Originally signed into law by Republican Governor Pete Wilson, Assembly Bill 1164 by then-Assemblymembers Bill Costa and Phil Hawkins contained two basic provisions: (1) prohibiting “vacancy control,” or extending limits on rent increases to new tenants, and (2) prohibiting local rent control ordinances from applying to new construction and single-family dwellings. In 2002, the bill was amended to close a loophole that had enabled exemptions for condo conversions.

The Housing Now campaign, mobilized in part by the SEIU Local 1021, is bringing rent control advocates to testify before the Assembly’s Housing and Community Development Committee, which is chaired by Assemblymember Chiu. According to Chiu’s office, the meeting is scheduled as an informational hearing on “The Plight of Renters in the Housing Affordability Crisis.” This comes on the heels of a massive phone-banking campaign by the Democratic Socialists of America to call members of the State Assembly in support of AB 1506.

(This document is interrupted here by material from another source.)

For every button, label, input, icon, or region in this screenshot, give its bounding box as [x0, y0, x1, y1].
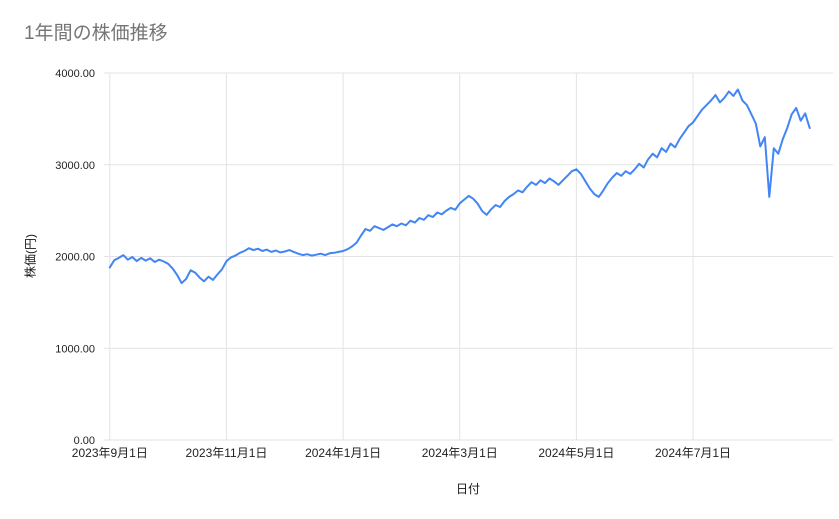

Alex Lantsberg, a landlord in the Bayview District with the San Francisco Property Owners for Reasonable Controls (SPORC), described the bill as “long overdue,” adding that San Francisco’s rent stabilization law caused him no undue burden. “The allowable increases are adequate and I think we've only raised rent twice,” he said via email. “I personally benefited from rent control as a tenant before the turn of the century, but I've owned my place for nearly 20 years. Nevertheless, rent control has provided indirect benefits by helping to enable and nurture so much of the San Francisco that I love.”

Meanwhile, the Chinese-American Bay Area Homeowners Network (BAHN) is organizing against the bill. BAHN has argued AB 1506 “will kill rental housing for most tenants. The elderly and families with children would be displaced by single high-income renters. The bill will deter construction in rental housing at exactly the wrong time. It will allow rent control in new developments, further increasing rental prices and exacerbating the housing shortage.”

Last month, Bloom and Chiu successfully passed AB 1505, known as the “Palmer fix,” which enables local jurisdictions to set clear requirements for Below-Market Rate dwelling units in market-rate housing projects.

Though the California state legislature remains in recess, the committee’s informational hearing may effectively sustain momentum for the bill to pass in 2018. Failing that, other coalitions have vowed to bring a full repeal directly to voters in a statewide referendum.